Deploy Dremio
This topic describes the deployment models. Dremio is a distributed system that can be deployed in a public cloud or on-premises. A Dremio cluster can be co-located with one of the data sources (Hadoop or NoSQL database) or deployed separately.
Deploy to Kubernetes
This is the recommended deployment option for Dremio. For that, check the following topics in this section:
-
Deploying to Kubernetes - The procedure to deploy Dremio to your Kubernetes environment.
-
Configuring Your Values - Understand the configuration of your deployments in more detail.
-
Managing Engines - Once deployed, manage Dremio engines to optimize the execution of your queries.
Other Deployment Options
Besides Kubernetes, Dremio provides other options for deployment described in this section.
Shared Multi-Tenant Environment
If you plan on using a shared multi-tenant environment, Dremio provides a model that uses YARN for deployment:
- Hadoop using YARN - Dremio on Hadoop in YARN deployment. Dremio integrates with YARN ResourceManager to secure compute resources in a shared multi-tenant environment.
Co-locating Dremio with Hadoop/NoSQL: When Dremio is co-located with a Hadoop cluster (such as HDFS) or distributed NoSQL database (such as Elasticsearch or MongoDB), it is important to utilize containers (cgroups, Docker, and YARN containers) to ensure adequate resources for each process.

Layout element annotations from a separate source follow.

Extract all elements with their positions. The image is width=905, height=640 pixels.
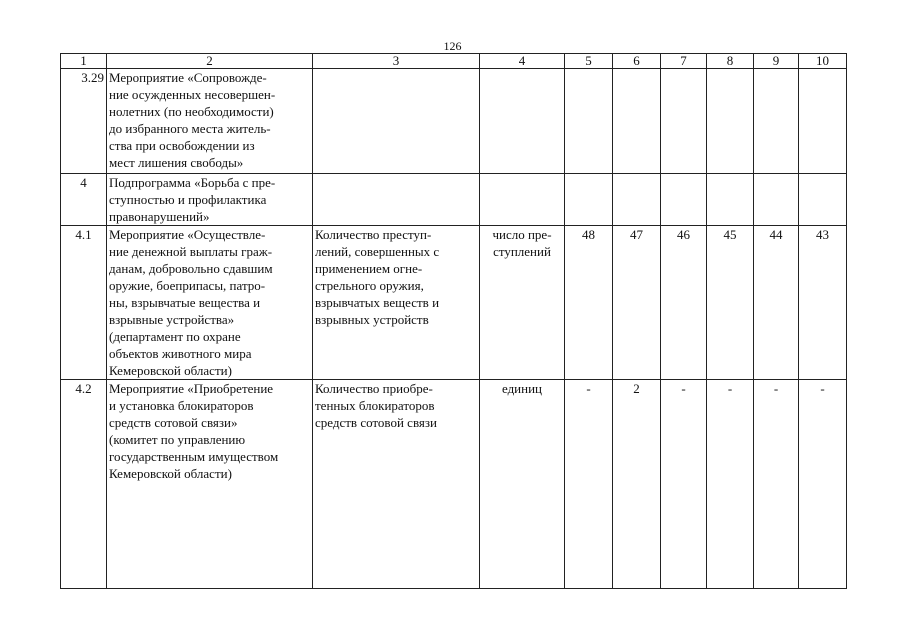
unit-cell	[480, 69, 565, 174]
value-cell: 48	[565, 226, 613, 380]
table-header-row	[61, 54, 847, 69]
column-header-10: 10	[799, 54, 847, 69]
table-row	[61, 226, 847, 380]
indicator-cell: Количество приобре- тенных блокираторов средств сотовой связи	[313, 380, 480, 589]
value-cell: -	[799, 380, 847, 589]
value-cell	[565, 69, 613, 174]
value-cell: 43	[799, 226, 847, 380]
column-header-6: 6	[613, 54, 661, 69]
column-header-8: 8	[707, 54, 754, 69]
indicator-cell: Количество преступ- лений, совершенных с применением огне- стрельного оружия, взрывчатых веществ и взрывных устройств	[313, 226, 480, 380]
activity-cell: Подпрограмма «Борьба с пре- ступностью и профилактика правонарушений»	[107, 174, 313, 226]
value-cell: 44	[754, 226, 799, 380]
value-cell: 47	[613, 226, 661, 380]
value-cell	[799, 69, 847, 174]
table-row	[61, 174, 847, 226]
table-row	[61, 380, 847, 589]
value-cell: 46	[661, 226, 707, 380]
value-cell: -	[661, 380, 707, 589]
column-header-2: 2	[107, 54, 313, 69]
value-cell	[754, 174, 799, 226]
row-number: 4.1	[61, 226, 107, 380]
value-cell: 2	[613, 380, 661, 589]
row-number: 4	[61, 174, 107, 226]
value-cell: -	[707, 380, 754, 589]
value-cell	[754, 69, 799, 174]
value-cell	[613, 174, 661, 226]
value-cell	[661, 69, 707, 174]
value-cell	[613, 69, 661, 174]
column-header-3: 3	[313, 54, 480, 69]
activity-cell: Мероприятие «Осуществле- ние денежной выплаты граж- данам, добровольно сдавшим оружие, боеприпасы, патро- ны, взрывчатые вещества и взрывные устройства» (департамент по охране объектов животного мира Кемеровской области)	[107, 226, 313, 380]
unit-cell: единиц	[480, 380, 565, 589]
indicator-cell	[313, 69, 480, 174]
column-header-5: 5	[565, 54, 613, 69]
value-cell	[799, 174, 847, 226]
activity-cell: Мероприятие «Сопровожде- ние осужденных несовершен- нолетних (по необходимости) до избранного места житель- ства при освобождении из мест лишения свободы»	[107, 69, 313, 174]
unit-cell: число пре- ступлений	[480, 226, 565, 380]
row-number: 4.2	[61, 380, 107, 589]
activity-cell: Мероприятие «Приобретение и установка блокираторов средств сотовой связи» (комитет по управлению государственным имуществом Кемеровской области)	[107, 380, 313, 589]
value-cell: -	[754, 380, 799, 589]
column-header-4: 4	[480, 54, 565, 69]
page-number: 126	[443, 39, 462, 53]
column-header-7: 7	[661, 54, 707, 69]
value-cell	[565, 174, 613, 226]
value-cell	[707, 69, 754, 174]
value-cell: -	[565, 380, 613, 589]
table-row	[61, 69, 847, 174]
row-number: 3.29	[61, 69, 107, 174]
unit-cell	[480, 174, 565, 226]
column-header-9: 9	[754, 54, 799, 69]
indicator-cell	[313, 174, 480, 226]
data-table	[60, 53, 847, 589]
value-cell	[707, 174, 754, 226]
value-cell: 45	[707, 226, 754, 380]
column-header-1: 1	[61, 54, 107, 69]
value-cell	[661, 174, 707, 226]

Dremio features a high-performance asynchronous engine that minimizes the number of threads and context switches under heavy load. So, unless containers are utilized, the operating system may over-allocate resources to other thread-hungry processes on the nodes.
Standalone Cluster
If you plan on creating a standalone cluster, Dremio provides the flexibility to deploy Dremio as a standalone on-premise cluster:
- Standalone Cluster - Dremio on a standalone on-premise cluster. In this scenario, a Hadoop cluster is not available and the data is not in a single distributed NoSQL database.